Soma katliamı sonrası AKP hükümeti tarafından verilen hiçbir sözün yerine getirilmediğini belirten Söğüt, işçilerin koşulları iyileştirilmediği gibi daha da kötü duruma getirildiğine işaret etti. Katliamdan sonra Soma Kömür İşletmeleri A.Ş.’den atılan 2 bin 831 maden işçisinin iki yıldan bu yana kıdem tazminatlarının dahil ödenmediğine dikkat çeken Söğüt, köylerine geri dönen işçilerin tarım bitirildiği için orada da faaliyet yürütemediklerini söyledi. Soma’dan sonra kısa ödenek adı altında maden işçilerine sadece 6 ay boyunca iki maaş ödendiğini anlatan Söğüt, “Şu anda maden işçileri yine aynı zor koşullarda çalışıyorlar. Değişen bir şey yok; yine müfettişler göstermelik denetleme yapıyor, yine taşeronluk, “ekip başı” kılıfına sokularak devam ediyor, yine arkadaşlarımız can pahasına her ay asgari ücret artı mesai parası alıyor. Yani bu koşullarda maden işçilerin bu referanduma ‘Evet’ demesi mümkün değil. Katledilen arkadaşlarımızın hesabı bile sorulmadı. Biz bir defa katledilen 301 arkadaşımız için ‘Hayır’ diyeceğiz” diye konuştu.
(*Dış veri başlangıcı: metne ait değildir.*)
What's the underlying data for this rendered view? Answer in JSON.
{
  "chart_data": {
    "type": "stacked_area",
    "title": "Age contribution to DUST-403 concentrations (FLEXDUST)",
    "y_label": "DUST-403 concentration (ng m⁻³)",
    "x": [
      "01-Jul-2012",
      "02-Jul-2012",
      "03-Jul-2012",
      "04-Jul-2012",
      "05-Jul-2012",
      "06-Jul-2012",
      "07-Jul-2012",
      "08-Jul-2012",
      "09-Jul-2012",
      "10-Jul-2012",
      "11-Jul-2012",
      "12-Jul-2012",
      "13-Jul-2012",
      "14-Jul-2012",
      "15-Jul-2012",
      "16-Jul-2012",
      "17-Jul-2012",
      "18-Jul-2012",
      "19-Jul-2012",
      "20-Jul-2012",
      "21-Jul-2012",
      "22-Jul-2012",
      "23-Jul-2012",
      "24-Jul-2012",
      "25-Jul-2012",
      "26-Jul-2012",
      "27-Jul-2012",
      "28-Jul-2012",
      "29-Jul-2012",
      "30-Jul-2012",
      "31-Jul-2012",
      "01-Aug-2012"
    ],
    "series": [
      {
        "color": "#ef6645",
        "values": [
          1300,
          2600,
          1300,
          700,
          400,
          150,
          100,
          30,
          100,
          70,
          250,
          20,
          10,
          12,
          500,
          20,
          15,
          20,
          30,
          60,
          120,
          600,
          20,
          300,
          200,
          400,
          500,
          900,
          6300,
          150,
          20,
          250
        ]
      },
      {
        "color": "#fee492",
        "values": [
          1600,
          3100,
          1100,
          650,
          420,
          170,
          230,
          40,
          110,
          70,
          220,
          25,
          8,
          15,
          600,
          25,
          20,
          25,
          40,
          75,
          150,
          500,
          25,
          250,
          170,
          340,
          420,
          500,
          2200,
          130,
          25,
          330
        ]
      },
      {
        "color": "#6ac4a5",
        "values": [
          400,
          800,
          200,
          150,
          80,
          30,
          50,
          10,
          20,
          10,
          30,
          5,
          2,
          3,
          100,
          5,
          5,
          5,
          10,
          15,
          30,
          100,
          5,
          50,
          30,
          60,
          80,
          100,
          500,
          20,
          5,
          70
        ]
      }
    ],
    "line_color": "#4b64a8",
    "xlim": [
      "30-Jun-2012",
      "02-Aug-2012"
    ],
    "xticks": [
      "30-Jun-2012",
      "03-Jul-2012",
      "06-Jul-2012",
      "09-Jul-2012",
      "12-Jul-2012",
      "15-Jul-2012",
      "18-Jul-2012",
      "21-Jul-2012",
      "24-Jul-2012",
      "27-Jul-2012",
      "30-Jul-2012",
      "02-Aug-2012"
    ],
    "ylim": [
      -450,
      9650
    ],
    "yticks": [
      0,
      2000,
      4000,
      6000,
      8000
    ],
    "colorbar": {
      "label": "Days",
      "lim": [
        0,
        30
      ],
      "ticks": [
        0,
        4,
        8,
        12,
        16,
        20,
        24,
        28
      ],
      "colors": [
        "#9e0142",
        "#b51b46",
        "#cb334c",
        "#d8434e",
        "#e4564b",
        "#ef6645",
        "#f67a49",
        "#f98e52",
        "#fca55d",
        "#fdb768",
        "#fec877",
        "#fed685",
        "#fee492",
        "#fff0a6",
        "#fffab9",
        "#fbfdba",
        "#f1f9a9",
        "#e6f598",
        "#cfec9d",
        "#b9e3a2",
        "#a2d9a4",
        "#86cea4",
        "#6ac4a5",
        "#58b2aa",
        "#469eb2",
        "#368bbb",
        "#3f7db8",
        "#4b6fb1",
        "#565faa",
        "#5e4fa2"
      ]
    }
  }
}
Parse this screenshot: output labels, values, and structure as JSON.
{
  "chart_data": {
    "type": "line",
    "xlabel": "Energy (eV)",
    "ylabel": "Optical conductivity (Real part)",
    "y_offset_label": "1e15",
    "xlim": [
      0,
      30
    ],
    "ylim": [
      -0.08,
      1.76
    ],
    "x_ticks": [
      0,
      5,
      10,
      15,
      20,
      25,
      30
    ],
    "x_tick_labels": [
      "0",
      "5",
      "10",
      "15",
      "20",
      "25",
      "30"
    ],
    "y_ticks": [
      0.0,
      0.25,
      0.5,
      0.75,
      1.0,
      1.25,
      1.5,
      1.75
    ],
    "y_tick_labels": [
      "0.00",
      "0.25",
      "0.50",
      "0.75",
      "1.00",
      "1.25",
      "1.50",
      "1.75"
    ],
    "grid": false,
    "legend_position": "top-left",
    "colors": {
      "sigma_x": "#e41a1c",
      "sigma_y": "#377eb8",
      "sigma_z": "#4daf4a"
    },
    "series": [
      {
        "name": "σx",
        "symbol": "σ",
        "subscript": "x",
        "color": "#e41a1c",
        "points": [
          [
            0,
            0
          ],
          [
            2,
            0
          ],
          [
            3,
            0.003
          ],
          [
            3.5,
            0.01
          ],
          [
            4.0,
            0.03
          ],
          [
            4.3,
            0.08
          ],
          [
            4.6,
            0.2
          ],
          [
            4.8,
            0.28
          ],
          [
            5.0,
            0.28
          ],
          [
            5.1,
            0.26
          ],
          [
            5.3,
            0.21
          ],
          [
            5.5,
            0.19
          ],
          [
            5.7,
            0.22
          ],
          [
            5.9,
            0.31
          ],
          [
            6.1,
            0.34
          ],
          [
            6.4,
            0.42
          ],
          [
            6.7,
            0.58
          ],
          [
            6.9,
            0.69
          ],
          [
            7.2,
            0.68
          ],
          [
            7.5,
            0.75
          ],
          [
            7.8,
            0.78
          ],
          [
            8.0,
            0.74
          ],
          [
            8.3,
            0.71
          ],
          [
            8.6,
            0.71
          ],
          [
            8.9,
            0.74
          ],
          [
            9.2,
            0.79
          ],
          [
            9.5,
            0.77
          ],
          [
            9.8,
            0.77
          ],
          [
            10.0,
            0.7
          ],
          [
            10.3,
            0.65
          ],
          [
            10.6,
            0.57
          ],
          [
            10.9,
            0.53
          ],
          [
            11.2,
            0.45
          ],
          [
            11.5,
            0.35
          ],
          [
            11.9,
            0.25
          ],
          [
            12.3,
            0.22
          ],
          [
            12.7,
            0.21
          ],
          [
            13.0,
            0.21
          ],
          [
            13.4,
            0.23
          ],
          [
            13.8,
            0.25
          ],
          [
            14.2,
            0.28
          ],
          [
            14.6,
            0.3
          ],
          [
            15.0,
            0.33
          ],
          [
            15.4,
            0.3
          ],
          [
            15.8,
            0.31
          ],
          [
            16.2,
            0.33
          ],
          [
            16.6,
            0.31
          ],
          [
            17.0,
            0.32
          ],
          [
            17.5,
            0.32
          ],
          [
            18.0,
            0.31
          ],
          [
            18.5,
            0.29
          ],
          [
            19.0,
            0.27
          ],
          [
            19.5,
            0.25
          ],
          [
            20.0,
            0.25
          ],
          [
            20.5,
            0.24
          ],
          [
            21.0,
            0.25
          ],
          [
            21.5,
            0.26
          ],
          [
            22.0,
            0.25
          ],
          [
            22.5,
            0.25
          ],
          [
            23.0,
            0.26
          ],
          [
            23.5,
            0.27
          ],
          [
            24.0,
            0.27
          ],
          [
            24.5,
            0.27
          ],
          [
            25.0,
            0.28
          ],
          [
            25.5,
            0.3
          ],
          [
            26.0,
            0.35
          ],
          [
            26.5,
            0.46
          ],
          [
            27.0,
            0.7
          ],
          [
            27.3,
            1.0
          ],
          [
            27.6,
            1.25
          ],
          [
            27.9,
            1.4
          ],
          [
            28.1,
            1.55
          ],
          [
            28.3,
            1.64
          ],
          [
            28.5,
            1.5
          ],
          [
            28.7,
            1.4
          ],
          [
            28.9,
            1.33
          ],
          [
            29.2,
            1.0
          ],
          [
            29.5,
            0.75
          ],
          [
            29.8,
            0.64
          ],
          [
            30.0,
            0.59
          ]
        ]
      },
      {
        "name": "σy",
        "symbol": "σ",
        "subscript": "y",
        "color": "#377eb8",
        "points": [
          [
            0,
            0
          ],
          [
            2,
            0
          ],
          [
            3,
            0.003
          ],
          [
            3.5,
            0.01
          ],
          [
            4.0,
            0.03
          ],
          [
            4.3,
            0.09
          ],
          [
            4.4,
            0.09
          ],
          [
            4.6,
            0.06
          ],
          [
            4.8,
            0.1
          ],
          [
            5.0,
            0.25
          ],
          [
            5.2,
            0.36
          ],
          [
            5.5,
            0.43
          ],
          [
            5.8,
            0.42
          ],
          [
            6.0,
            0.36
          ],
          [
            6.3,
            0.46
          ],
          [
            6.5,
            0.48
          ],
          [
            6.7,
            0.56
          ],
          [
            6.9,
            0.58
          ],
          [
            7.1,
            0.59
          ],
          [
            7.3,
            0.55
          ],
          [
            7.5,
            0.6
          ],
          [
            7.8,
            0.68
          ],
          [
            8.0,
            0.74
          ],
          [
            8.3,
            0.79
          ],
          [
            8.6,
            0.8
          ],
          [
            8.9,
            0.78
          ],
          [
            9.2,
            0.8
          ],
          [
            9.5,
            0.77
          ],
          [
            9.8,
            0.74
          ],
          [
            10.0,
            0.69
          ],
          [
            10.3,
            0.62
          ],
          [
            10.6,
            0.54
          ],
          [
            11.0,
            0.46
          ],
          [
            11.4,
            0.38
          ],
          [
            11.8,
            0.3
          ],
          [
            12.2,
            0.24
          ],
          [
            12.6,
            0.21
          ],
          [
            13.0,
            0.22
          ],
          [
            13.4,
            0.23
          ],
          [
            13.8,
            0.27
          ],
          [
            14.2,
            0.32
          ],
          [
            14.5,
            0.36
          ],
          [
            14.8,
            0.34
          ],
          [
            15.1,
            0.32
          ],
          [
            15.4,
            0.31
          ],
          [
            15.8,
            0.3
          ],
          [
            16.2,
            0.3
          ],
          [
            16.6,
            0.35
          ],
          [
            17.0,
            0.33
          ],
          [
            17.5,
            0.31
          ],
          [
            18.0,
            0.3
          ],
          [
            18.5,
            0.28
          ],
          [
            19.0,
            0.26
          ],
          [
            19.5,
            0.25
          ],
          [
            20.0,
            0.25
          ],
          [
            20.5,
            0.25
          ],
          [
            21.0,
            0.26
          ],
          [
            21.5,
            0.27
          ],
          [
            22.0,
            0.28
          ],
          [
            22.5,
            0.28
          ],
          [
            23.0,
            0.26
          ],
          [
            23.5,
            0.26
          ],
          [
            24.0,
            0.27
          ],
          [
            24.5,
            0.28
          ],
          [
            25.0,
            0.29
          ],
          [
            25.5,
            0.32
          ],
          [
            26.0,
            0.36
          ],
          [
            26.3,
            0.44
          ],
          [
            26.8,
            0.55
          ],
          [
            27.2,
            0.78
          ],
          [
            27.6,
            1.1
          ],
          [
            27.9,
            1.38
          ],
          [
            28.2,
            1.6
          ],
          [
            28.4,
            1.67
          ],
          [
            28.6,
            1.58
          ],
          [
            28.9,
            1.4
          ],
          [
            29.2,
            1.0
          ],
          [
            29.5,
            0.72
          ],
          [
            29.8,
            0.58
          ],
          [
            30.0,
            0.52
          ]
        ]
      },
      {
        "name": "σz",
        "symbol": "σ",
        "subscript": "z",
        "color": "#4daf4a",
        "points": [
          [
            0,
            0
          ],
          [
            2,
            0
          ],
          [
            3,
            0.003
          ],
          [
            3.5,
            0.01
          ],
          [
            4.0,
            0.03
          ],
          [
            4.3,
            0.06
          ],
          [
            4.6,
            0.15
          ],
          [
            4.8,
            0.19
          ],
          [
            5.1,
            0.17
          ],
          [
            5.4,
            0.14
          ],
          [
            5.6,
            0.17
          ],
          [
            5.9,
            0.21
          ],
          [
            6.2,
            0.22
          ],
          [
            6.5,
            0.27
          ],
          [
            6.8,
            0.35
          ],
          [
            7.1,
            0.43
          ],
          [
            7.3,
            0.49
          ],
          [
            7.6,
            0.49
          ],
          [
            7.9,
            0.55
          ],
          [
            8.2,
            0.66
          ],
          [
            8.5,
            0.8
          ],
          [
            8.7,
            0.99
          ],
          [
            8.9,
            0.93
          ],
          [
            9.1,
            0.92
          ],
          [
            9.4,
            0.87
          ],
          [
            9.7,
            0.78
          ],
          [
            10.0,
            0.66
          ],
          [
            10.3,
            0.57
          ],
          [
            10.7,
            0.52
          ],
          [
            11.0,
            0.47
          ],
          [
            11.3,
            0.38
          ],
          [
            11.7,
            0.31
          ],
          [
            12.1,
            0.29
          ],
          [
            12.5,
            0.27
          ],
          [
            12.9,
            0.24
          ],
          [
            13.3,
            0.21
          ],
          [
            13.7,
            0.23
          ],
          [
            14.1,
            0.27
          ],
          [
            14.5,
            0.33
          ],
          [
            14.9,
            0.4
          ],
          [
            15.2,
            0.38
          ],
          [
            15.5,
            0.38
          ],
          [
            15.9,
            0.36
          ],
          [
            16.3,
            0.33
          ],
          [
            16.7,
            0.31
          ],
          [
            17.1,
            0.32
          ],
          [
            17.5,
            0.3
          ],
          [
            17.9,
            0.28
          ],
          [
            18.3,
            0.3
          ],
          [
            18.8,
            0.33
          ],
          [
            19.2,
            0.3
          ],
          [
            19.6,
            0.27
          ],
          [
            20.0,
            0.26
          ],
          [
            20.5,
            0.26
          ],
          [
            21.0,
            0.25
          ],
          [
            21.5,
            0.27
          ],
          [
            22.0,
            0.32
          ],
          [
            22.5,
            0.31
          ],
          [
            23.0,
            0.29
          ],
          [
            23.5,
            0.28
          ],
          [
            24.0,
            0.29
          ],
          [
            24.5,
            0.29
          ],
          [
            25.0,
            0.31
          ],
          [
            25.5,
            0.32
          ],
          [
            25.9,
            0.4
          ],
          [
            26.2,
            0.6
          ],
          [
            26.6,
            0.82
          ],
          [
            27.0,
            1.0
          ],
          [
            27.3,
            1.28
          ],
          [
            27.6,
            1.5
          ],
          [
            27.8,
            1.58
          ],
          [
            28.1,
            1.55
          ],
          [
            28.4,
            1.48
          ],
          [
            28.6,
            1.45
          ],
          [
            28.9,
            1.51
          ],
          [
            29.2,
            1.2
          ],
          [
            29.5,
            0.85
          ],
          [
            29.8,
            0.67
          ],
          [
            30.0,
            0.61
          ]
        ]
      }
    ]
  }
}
‘İŞ GÜVENCESİ YASASI ÇIKARTILSAYDI ERMENEK OLMAZDI !’
Soma katliamından kurtulan Ercan Çetin Yılmaz, Soma’dan sonra dönemin başbakanı, bugünün Cumhurbaşkanı Erdoğan’ın işçilerin haklarına yönelik verdiği hiçbir sözü yerine getirmediğini vurguladı. Yılmaz, “Erdoğan o dönemde iş güvenliği yasalarını çıkartacaklarını, bütün sorumluların adalet önünde hesap vereceğini, hiçbir işçinin mağdur edilmeyeceğini söylemişti. Ama aradan üç sene geçmesine rağmen iş güvenliğine ilişkin tek bir yasa çıkartılmadı. Soma katliamında 38 gün önce Eynez Maden Ocağı’nı denetleyen ve “Türkiye’nin en güvenli Ocağı” raporunu tutan Çalışma Bakanlığa bağlı müfettişlerden hesap sorulmadı, mağdur edilmeyeceğimiz söyledi ama katliamdan 7 ay sonra Soma AŞ’den atıldık. Mağduriyetimizin giderileceği söyledi ancak hala tazminatımızın ödenmesini bekliyoruz” dedi. “İş güvenliği yasası çıkartsaydı, Soma’dan sonra Ermenek, Torunlar İnşaat ve diğer işçi katliamları yaşanmazdı” diyerek sözlerini sürdüren Yılmaz, “Tam da bu yüzden ‘Hayır’” dedi. Türkiye’deki işçi sınıfını, taşeronluğa, zorunlu bireysel emekliliğe, tutulmayan sözlere karşı ‘Hayır’ demeye çağıran Yılmaz, “Sermaye ve siyaset işçi sınıfını sağcı, solcu, Kürt, Türk, Alevi, Sünni diye ayırmıyor. Soma’da 301 arkadaşımız öldü ve ölüm onları ayırmadı. Soma’da hepimiz öldük ve bir daha ölmemek için ‘Hayır’ demeliyiz” dedi.